Photos: more shots taken locally in recent frosty/snow
At this stage, the main points are;
- The Government is cutting its support to us harder and faster than anticipated - Stroud's provisional settlement is one of the worst in England
- We currently receive £7.184m. The Government has removed the concessionary fare element and recalculated our base for the current year as £6.546m.
- It has then applied a 16.8% cut for 2011/12 - the largest percentage cut nationally
- It has applied a further cut of 13.5% for 2012/13 - the largest percentage cut nationally
So our Government funding reduces from £6.546m to £4.673m over the two years; a reduction of £1.874m. We are faced with a 28.6% cut over two years rather than four years. The Government has 'front loaded' the cuts more than anyone expected. The Government has not given any indication for 2013/14 and 2014/15 in its announcement.
Stroud District will be looking at their budget plan over the next few days. I understand that provided we keep to othe workforce plan and deliver the budget/efficiency savings identified, then we should be able to set a balanced budget for 2011/12. However, the challenge for future years is very clear. More work is needed. The Cabinet will consider the position on 6th January 2011.
In Stroud over 6,200 workers ie 14% of the population are public sector workers. I have not seen the Glos County details yet.
This is indeed bad news. The national press is also pointing to real concerns about the cuts. The Guardian reports 100,000 workers could receive redundancy warning letters over Christmas. This comes on top of the 33,000 drop in public sector jobs over the three months to October that was detailed yesterday in official unemployment data and is likely to lead to a torrent of "at risk" warning letters hitting doormats across the country in the next few weeks. The Local Government Association estimate up to 140,000 will loose jobs (see their report here) - costing a fortune in redundancy costs and benefit payments and significant social costs....and of course the knock on effect on the private sector.

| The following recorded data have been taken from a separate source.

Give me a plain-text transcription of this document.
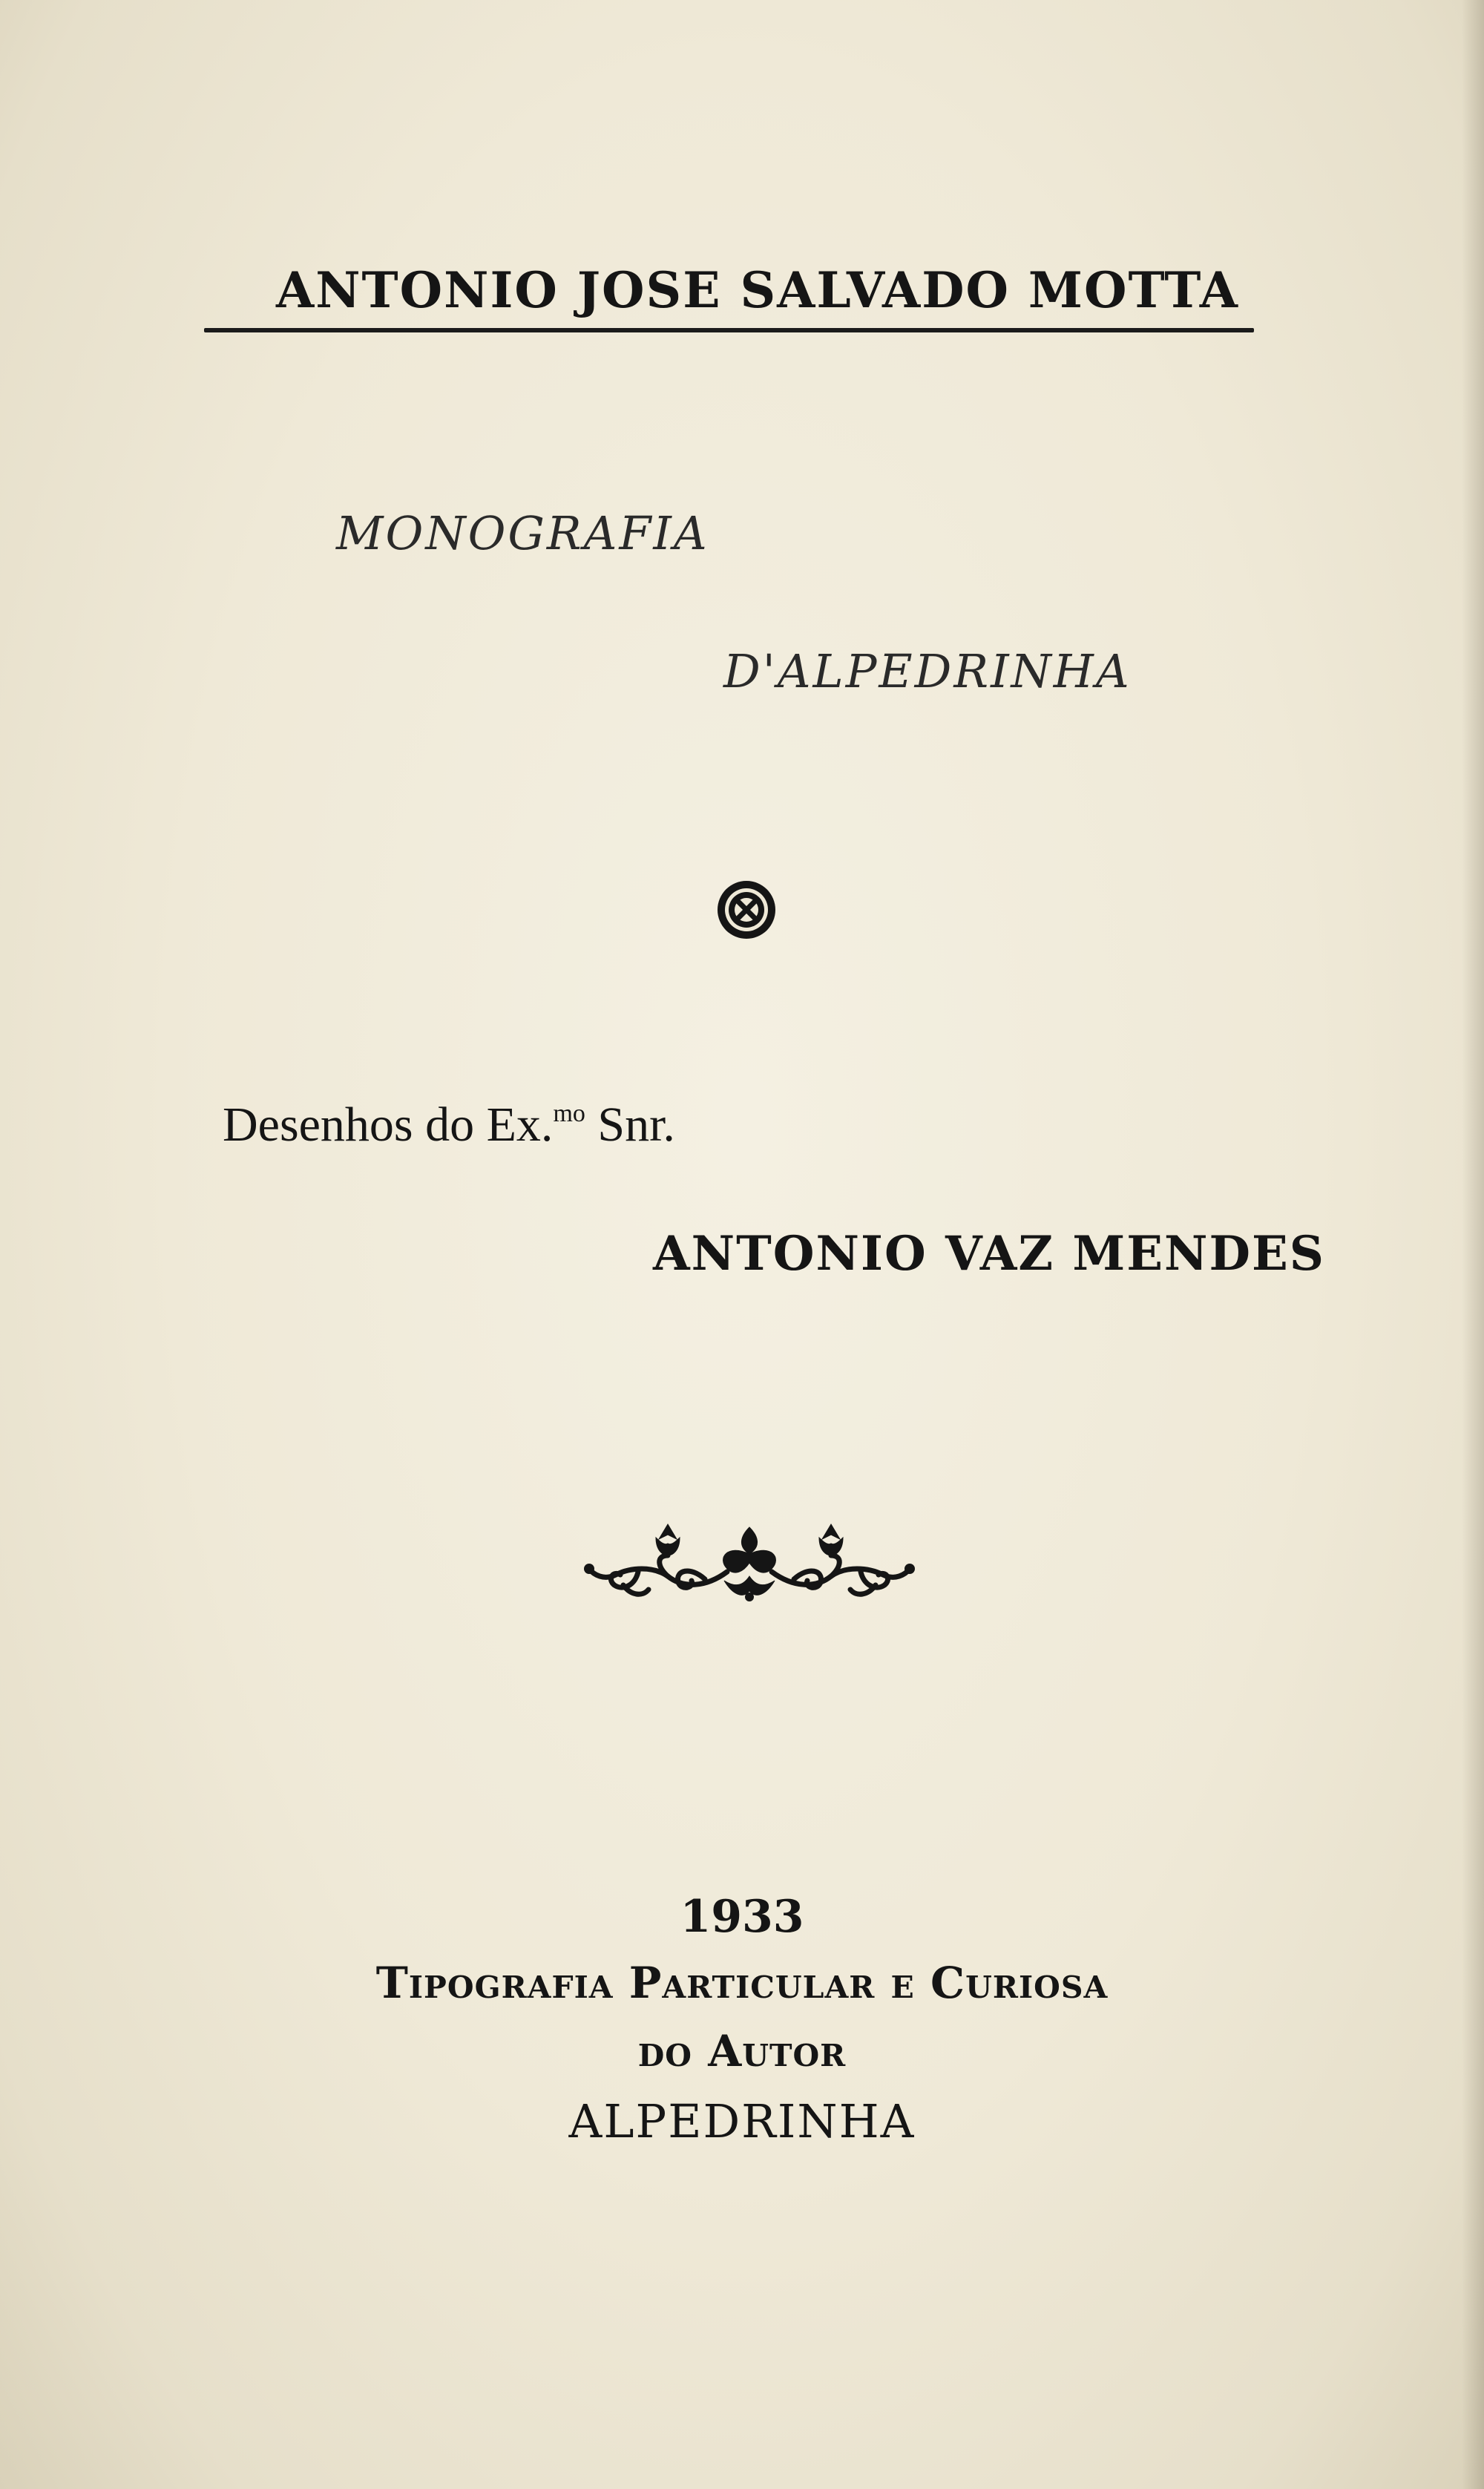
ANTONIO JOSE SALVADO MOTTA
MONOGRAFIA
D'ALPEDRINHA
Desenhos do Ex.$^{mo}$ Snr.
ANTONIO VAZ MENDES
1933
Tipografia Particular e Curiosa
do Autor
ALPEDRINHA
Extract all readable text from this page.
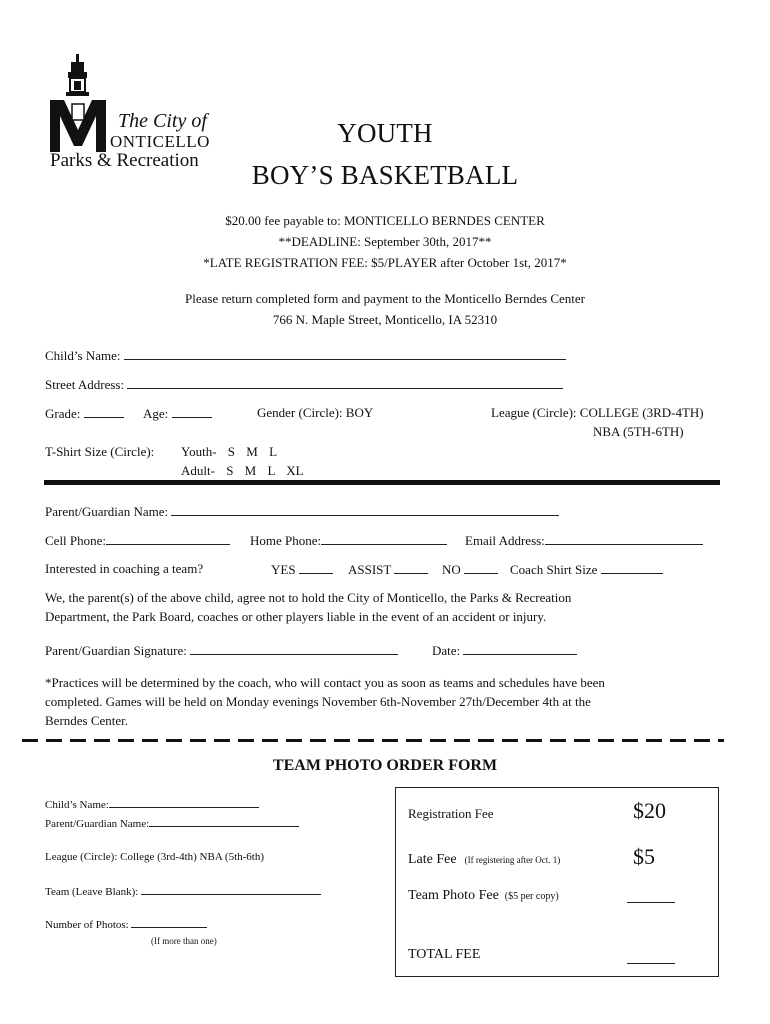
The City of
ONTICELLO
Parks & Recreation
YOUTH
BOY’S BASKETBALL
$20.00 fee payable to: MONTICELLO BERNDES CENTER
**DEADLINE: September 30th, 2017**
*LATE REGISTRATION FEE: $5/PLAYER after October 1st, 2017*
Please return completed form and payment to the Monticello Berndes Center
766 N. Maple Street, Monticello, IA 52310
Child’s Name:
Street Address:
Grade:	Age:	Gender (Circle): BOY	League (Circle): COLLEGE (3RD-4TH)
NBA (5TH-6TH)
T-Shirt Size (Circle): Youth- S M L
Adult- S M L XL
Parent/Guardian Name:
Cell Phone:	Home Phone:	Email Address:
Interested in coaching a team?	YES	ASSIST	NO	Coach Shirt Size
We, the parent(s) of the above child, agree not to hold the City of Monticello, the Parks & Recreation
Department, the Park Board, coaches or other players liable in the event of an accident or injury.
Parent/Guardian Signature:	Date:
*Practices will be determined by the coach, who will contact you as soon as teams and schedules have been
completed. Games will be held on Monday evenings November 6th-November 27th/December 4th at the
Berndes Center.
TEAM PHOTO ORDER FORM
Child’s Name:
Parent/Guardian Name:
League (Circle): College (3rd-4th) NBA (5th-6th)
Team (Leave Blank):
Number of Photos:
(If more than one)
Registration Fee	$20
Late Fee (If registering after Oct. 1)	$5
Team Photo Fee ($5 per copy)
TOTAL FEE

Eric Pickles, the communities secretary, today allocated a last-minute emergency £85m fund in an attempt to insulate the poorest areas from the worst cuts next year. But despite his efforts there is huge criticisms that this does not go far enough. It is clear Councils are completely powerless to protect frontline services from a wave of library, social services and leisure centre closures.
"It's clearly shifting resources from relatively deprived inner-city areas towards more affluent shires. It's certainly going to be hard for government to describe it as progressive." Tony Travers, local government expert at the LSEThe poorest neighbourhoods will be hardest hit while the better-off will do best as a result of the choices the coalition government is making.